An individual approach
Shalek’s work in graduate school stimulated his interest in systems biology, which involves comprehensively measuring many aspects of a biological system using genomics and other techniques, then building models that account for the observed measurements, and finally testing the models in living cells using perturbation techniques. However, to his frustration, he often found that when he tried to test a prediction of a model, not all of the cells in the system would show the expected outcome.
“There was a lot of variability,” he says. “I’d see differences in the level of mRNAs, or in the expression or activity of proteins, or sometimes all my cells wouldn’t differentiate into the same thing.”
He began to wonder if it would be worthwhile to try to study each individual cell within a system, instead of the traditional approach of doing pooled sequencing of their mRNA. During his postdoc, he worked with Park and Aviv Regev, an MIT professor of biology and member of the Broad Institute, to develop technologies for sequencing all of the mRNA found in large sets of individual cells. This information can then be used to classify cells into distinct types and reveal the state they’re in at a given moment in time.
In his lab at MIT, Shalek now uses improvements he’s helped make to this approach to analyze many types of cells and tissues, and to study how their identities are shaped by their environments. His recent work has included studies of how cancer cell state impacts response to chemotherapy, the cellular targets of the SARS-CoV-2 virus, analysis of cell types involved in lactation, and identification of T cells primed to produce inflammation during allergic responses.
An overarching theme of this work is how cells maintain homeostasis, or the steady state of physical and chemical conditions within living organisms.
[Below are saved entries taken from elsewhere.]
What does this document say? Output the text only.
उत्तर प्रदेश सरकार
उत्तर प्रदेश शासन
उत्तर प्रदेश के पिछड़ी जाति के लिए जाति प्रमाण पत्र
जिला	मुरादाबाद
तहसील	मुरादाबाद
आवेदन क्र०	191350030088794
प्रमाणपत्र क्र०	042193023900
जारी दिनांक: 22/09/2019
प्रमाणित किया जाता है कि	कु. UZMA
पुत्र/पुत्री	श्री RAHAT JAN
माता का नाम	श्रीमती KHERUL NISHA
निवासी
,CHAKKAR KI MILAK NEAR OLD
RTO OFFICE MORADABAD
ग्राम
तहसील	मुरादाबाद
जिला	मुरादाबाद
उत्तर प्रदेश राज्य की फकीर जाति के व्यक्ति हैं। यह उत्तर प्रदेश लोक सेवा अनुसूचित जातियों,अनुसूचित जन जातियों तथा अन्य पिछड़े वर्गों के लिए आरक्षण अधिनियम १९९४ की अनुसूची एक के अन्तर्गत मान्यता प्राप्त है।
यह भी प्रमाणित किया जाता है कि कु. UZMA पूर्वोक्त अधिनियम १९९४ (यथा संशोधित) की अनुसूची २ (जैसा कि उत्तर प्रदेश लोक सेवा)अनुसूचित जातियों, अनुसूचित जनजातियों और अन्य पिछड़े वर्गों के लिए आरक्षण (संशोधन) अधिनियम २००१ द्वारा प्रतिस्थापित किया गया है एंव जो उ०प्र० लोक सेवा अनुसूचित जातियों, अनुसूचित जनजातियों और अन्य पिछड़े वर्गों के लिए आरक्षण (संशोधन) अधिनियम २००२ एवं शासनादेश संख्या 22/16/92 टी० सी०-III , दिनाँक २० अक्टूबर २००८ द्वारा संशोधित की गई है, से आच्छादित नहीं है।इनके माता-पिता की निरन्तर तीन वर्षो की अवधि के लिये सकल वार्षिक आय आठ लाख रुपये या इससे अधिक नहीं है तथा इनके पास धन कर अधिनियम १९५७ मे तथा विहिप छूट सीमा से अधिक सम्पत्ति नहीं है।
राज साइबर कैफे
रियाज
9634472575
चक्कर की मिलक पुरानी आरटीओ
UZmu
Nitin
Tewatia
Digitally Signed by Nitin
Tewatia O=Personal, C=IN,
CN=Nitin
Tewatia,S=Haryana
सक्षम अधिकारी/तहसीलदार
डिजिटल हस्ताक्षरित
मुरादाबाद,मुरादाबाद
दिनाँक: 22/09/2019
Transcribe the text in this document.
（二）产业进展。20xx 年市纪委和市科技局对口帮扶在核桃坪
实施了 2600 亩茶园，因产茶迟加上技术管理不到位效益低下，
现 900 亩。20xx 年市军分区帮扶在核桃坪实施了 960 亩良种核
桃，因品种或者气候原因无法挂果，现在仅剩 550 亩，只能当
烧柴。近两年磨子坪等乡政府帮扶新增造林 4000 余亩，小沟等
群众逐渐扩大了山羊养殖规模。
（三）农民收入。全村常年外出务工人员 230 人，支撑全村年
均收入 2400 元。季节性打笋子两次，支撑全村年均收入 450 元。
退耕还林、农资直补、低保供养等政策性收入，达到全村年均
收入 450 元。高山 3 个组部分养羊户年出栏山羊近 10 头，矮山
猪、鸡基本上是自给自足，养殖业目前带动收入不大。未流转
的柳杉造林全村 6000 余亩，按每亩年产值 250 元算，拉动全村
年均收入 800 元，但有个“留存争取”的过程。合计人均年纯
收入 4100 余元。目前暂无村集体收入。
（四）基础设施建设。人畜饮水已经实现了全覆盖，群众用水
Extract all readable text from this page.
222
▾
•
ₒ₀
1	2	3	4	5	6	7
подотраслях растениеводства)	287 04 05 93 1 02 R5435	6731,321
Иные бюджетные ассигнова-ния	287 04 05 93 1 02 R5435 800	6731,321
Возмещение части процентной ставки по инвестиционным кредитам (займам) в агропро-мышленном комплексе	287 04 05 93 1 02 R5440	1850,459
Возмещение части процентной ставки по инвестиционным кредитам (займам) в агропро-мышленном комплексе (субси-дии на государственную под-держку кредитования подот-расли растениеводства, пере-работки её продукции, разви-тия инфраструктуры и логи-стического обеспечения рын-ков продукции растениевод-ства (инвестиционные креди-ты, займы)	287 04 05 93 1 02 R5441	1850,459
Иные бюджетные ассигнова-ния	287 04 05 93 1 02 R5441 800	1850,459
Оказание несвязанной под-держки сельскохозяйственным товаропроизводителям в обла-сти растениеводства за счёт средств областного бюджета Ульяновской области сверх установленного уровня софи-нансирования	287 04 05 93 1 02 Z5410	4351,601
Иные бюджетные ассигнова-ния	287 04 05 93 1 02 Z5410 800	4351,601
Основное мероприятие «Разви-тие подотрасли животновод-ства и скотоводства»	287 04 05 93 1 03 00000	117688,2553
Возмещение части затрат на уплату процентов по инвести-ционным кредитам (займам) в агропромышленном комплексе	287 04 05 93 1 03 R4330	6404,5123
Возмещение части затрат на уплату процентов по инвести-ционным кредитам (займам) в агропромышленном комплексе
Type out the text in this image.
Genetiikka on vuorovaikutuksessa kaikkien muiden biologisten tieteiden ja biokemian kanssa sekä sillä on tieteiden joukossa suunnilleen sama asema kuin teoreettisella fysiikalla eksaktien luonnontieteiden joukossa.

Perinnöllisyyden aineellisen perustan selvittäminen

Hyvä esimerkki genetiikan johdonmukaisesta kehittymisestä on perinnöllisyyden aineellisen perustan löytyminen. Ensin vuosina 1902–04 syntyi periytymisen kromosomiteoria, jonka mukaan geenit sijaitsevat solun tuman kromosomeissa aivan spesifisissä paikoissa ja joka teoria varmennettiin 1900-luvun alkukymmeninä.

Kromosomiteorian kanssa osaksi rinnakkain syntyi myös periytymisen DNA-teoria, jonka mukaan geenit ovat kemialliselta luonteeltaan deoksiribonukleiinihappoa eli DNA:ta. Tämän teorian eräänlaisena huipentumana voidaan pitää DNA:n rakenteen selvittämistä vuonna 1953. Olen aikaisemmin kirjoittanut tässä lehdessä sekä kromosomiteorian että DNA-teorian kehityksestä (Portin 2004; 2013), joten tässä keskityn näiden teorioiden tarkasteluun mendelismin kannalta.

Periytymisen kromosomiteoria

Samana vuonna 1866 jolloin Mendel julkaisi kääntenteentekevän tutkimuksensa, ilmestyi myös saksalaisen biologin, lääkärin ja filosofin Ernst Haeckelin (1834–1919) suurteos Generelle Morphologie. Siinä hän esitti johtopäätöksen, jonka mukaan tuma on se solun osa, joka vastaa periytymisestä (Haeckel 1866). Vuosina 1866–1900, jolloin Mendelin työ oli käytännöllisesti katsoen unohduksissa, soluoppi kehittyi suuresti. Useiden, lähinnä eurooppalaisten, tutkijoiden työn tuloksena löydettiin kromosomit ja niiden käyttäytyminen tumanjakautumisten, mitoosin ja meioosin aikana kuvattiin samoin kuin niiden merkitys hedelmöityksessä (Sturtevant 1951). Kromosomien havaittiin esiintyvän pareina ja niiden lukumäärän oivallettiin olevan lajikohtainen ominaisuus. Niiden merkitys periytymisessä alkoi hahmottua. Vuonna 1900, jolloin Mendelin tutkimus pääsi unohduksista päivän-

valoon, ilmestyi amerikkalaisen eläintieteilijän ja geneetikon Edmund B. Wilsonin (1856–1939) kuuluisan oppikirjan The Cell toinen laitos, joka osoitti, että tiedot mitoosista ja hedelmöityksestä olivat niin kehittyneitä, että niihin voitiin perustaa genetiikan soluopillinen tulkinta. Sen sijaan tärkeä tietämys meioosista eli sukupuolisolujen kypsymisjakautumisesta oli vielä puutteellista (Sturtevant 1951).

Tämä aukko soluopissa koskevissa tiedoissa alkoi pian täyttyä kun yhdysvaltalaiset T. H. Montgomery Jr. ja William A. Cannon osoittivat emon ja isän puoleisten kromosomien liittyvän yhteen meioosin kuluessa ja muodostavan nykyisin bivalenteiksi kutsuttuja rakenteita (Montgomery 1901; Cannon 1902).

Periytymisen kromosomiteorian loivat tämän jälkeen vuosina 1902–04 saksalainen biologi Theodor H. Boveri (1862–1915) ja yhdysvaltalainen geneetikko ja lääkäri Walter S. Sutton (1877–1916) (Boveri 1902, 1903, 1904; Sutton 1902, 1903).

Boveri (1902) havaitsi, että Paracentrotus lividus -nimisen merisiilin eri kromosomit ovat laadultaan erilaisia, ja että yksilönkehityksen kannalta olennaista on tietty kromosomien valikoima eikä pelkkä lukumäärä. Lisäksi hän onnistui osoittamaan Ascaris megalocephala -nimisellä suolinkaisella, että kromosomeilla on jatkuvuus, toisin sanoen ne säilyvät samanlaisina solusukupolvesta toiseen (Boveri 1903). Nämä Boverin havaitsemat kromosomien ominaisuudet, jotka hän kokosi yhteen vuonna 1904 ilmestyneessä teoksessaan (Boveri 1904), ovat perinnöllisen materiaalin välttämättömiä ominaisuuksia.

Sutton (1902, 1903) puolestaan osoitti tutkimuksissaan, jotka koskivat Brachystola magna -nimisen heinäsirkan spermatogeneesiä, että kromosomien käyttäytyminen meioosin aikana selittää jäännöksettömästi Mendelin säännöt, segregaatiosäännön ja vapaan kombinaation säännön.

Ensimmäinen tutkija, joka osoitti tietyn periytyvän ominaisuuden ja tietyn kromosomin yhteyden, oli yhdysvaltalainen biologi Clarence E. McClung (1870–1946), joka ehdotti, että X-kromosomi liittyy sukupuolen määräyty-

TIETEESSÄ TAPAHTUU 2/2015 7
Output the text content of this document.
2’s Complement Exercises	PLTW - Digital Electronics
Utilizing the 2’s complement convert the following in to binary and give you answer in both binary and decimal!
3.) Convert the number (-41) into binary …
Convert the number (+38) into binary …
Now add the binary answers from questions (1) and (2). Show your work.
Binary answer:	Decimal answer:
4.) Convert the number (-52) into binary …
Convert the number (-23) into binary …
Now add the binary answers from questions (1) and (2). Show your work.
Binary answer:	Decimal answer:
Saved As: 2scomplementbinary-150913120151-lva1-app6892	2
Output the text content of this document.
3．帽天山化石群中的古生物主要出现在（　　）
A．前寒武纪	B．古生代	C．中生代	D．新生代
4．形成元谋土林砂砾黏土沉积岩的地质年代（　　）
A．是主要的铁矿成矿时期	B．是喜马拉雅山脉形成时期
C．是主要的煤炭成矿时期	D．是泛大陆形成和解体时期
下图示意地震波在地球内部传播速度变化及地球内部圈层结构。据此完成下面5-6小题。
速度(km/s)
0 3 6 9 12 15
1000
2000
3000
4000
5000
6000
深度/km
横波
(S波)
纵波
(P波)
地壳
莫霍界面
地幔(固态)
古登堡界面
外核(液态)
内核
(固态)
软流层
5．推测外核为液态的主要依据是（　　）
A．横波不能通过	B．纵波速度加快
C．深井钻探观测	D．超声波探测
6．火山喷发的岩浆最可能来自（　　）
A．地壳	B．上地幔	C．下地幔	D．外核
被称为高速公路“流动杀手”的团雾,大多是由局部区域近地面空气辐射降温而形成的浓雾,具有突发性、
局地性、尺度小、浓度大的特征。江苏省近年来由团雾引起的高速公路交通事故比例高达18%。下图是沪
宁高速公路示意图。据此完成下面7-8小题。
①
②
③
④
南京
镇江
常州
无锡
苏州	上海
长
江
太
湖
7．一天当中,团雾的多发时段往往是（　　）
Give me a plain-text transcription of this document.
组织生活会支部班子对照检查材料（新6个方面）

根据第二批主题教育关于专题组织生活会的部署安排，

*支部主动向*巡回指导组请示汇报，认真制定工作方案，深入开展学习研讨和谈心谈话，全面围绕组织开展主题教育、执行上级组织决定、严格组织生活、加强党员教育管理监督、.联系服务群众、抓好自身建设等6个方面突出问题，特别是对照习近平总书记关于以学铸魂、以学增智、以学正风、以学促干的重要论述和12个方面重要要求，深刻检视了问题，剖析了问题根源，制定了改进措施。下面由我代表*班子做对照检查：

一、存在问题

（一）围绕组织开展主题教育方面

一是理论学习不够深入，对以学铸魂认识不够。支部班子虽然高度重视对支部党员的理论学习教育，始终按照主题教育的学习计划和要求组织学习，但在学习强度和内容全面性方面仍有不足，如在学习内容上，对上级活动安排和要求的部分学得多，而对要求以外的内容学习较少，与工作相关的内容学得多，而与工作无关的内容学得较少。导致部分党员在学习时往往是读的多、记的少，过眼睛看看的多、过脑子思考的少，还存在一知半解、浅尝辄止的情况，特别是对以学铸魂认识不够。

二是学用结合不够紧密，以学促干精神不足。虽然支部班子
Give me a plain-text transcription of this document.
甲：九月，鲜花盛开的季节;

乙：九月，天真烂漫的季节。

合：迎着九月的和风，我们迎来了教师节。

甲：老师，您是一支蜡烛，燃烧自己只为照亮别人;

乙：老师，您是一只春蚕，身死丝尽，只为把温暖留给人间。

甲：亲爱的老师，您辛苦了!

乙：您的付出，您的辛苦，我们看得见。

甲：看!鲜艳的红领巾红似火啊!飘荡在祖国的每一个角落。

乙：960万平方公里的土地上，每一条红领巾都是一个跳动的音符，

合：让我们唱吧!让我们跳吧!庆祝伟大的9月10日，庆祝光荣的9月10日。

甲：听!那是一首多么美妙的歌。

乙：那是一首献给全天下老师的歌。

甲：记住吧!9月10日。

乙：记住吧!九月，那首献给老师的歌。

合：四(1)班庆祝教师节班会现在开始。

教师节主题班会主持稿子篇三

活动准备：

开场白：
“We know how important homeostasis is because we know that imbalances can lead to autoimmune diseases and immunodeficiencies, or to the growth of cancers,” Shalek says. “We want to really define at a cellular level, what is balance, how do you maintain balance, and how do various environmental factors like exposures to different infections or diets alter that balance?”
Shalek says he appreciates the many opportunities he has to work with other researchers around MIT and the Boston area, in addition to his many international collaborators. As his lab works on problems of human disease, he makes sure to help nurture the next generation of scientists, the same way that he was able to receive training and mentoring as a graduate student and postdoc.
“If you put together the collective brain trust of this community, as well as partner with people all around the world, you can do incredible things,” Shalek says. “My experience taught me the importance of supporting and empowering scientists and of trying to uplift the community, which is a lot of what I’ve focused on. I recognize that a lot of my success has depended upon people opening their labs and giving me time and supporting me, and so I’ve tried to pay that forward.”